Rosecrans smiles. “No, hardly a virtue of mine either… . It sounds as if McCook has finished his day’s fighting. Find out if he has a firm hold on Negley’s right and if he’s got a brigade across the Franklin Pike. Remind him to come see me this evening.”
Hazen and Bierce ride a few paces behind the two generals toward the meeting at army headquarters. Bierce hears Palmer snort when Wood says that Crittenden is “indisposed.”
“How quickly did he become indisposed this time?” Palmer asks.
“I gather he left General Rosecrans about three.”
“Well, at least you and Van Cleve had a chance to talk to him while he was comparatively sober.” He gestures Hazen forward. “Join us, Bill. You’ll have your star soon and you might as well get in the habit of scheming with generals.”

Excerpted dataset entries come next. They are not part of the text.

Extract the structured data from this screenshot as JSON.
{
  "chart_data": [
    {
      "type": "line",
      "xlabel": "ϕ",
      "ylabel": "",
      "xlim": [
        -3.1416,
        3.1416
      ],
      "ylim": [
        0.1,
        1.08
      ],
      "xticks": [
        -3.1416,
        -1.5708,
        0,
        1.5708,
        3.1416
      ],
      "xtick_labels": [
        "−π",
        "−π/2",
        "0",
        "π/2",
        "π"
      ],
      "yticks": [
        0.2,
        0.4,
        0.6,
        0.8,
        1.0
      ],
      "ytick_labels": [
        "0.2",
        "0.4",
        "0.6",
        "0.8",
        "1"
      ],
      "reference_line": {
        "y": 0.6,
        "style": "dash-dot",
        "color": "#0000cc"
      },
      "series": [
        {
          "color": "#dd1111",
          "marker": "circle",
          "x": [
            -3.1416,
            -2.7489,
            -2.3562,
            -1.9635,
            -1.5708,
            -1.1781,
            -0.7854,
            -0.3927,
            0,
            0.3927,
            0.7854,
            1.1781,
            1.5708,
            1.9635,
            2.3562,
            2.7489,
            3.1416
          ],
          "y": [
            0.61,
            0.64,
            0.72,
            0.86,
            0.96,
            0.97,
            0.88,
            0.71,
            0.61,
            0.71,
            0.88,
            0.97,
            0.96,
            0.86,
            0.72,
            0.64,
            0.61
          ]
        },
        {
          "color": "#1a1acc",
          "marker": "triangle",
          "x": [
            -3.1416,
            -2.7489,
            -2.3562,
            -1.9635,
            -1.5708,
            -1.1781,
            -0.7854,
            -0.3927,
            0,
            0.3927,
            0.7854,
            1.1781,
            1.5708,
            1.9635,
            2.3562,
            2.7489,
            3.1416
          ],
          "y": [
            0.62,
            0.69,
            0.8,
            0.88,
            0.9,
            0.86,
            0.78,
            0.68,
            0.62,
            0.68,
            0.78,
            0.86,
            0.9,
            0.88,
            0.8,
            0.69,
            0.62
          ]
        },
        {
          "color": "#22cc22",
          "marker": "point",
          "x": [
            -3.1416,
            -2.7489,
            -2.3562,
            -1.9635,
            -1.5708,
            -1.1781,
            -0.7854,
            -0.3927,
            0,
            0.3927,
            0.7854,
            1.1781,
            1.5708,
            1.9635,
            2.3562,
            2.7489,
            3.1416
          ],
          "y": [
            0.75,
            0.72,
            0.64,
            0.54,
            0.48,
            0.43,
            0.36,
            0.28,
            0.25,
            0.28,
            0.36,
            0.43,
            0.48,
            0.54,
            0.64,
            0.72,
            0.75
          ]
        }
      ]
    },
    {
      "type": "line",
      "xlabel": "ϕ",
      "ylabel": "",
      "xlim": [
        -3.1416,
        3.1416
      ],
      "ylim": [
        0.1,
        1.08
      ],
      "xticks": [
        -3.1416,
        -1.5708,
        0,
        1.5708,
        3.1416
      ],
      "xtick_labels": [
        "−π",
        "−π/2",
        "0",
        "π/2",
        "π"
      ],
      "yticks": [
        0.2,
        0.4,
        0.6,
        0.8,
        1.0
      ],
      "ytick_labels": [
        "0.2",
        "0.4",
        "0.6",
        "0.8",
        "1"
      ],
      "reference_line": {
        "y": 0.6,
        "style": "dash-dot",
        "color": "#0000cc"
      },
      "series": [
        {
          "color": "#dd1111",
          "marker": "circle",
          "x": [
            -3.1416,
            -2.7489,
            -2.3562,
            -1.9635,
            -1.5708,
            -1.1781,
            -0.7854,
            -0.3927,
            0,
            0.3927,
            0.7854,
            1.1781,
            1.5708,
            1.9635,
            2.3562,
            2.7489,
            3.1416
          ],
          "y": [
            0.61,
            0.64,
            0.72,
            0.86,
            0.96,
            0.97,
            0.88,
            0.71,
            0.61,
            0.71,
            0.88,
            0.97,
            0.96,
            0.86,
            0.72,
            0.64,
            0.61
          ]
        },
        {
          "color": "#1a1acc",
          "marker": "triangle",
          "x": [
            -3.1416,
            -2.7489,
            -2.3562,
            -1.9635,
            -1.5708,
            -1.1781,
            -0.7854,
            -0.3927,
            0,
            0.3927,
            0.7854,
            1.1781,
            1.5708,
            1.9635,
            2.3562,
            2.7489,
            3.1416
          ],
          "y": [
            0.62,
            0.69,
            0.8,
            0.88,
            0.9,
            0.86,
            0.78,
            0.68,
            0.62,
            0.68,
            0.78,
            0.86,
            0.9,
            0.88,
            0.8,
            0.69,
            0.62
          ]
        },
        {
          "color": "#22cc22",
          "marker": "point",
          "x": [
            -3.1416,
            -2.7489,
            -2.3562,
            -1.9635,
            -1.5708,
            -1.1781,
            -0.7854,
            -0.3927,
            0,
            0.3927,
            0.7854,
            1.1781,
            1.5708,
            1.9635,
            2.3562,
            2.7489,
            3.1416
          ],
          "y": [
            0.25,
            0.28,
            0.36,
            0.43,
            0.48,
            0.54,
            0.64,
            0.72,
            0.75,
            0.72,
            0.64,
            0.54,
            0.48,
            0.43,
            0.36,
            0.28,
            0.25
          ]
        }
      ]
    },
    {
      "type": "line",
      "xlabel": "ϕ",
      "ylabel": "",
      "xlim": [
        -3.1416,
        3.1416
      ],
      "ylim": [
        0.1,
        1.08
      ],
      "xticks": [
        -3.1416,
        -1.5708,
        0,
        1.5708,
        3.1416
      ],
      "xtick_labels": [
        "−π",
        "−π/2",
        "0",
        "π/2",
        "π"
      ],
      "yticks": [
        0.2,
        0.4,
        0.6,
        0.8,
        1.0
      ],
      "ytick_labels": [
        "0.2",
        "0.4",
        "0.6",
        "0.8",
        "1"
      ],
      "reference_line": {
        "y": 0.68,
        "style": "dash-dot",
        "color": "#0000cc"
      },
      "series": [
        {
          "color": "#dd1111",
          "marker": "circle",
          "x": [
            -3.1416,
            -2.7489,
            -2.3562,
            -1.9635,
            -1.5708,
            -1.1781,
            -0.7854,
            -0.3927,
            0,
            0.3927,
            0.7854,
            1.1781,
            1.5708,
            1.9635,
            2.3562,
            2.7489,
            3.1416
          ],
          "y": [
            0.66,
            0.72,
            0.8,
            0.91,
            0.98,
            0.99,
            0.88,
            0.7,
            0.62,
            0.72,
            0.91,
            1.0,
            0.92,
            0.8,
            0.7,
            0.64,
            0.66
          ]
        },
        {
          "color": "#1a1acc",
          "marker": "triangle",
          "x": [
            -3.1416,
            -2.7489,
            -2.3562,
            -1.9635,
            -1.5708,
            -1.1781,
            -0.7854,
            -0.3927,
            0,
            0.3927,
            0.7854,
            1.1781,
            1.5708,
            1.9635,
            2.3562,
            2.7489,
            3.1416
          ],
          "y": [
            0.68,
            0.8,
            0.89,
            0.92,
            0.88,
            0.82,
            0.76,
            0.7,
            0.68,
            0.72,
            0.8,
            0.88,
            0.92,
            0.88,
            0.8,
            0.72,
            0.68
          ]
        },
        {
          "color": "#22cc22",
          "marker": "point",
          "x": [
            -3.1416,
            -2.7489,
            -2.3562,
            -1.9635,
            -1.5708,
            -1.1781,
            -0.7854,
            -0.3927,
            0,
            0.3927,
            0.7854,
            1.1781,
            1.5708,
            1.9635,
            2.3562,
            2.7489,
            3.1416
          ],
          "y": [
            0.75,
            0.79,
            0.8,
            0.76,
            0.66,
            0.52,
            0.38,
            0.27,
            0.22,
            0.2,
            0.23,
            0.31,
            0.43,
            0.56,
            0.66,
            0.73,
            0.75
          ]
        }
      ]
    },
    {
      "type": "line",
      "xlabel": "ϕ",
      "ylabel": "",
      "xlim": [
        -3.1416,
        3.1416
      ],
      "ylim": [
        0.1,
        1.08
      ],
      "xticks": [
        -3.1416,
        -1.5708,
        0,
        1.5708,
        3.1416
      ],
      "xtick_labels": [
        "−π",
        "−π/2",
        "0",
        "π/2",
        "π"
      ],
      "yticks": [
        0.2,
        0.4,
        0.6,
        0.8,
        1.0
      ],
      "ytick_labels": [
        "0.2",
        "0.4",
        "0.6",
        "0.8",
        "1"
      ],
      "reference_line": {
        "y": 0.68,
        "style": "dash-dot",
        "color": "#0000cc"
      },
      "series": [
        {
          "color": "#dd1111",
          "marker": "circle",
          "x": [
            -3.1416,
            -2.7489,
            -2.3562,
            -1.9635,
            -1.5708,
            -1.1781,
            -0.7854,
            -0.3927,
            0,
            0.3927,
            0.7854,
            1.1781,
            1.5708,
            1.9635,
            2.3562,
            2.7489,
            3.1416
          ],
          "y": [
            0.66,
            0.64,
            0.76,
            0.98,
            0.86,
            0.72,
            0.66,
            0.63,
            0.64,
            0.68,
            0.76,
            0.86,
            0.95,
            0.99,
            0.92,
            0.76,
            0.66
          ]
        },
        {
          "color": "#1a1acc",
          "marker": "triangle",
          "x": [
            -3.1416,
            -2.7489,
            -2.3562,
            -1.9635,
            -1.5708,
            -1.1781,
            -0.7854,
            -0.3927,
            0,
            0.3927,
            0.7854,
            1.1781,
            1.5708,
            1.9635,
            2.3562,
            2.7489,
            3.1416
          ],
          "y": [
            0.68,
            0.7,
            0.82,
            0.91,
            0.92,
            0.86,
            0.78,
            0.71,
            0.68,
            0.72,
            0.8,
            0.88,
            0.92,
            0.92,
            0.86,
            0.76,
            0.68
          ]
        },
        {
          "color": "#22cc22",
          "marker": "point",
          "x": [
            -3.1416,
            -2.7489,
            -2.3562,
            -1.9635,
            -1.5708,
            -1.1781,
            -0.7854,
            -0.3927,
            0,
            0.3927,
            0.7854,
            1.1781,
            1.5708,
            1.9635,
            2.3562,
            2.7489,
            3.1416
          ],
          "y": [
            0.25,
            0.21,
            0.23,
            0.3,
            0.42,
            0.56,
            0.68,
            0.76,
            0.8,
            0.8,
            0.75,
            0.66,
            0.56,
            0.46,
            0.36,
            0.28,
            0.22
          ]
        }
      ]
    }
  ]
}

Hazen warns Bierce back with a look and urges his horse forward. Bierce drops back among the trailing staff officers. Let the generals have their secrets. Few secrets will last till morning, none long past. The cold rain weighs down the smoke of the campfires so that an acrid fog hangs about the army’s bivouacs. They pass medical orderlies and a detail from Scribner’s brigade of Rousseau’s division erecting a field hospital. The infantrymen complain about the duty after the long day’s march and make black jokes about visiting the tents on the morrow to donate a leg or an arm to the surgeon. The medical orderlies, bored with all the tired jokes about their trade, go about setting up operating tables and laying out row on row of bandages. A detail of bandsmen arrives. They place their instruments in the comparative dryness of a field tent and begin unloading litters from a line of nearby ambulances. The infantrymen give up trying to make jokes.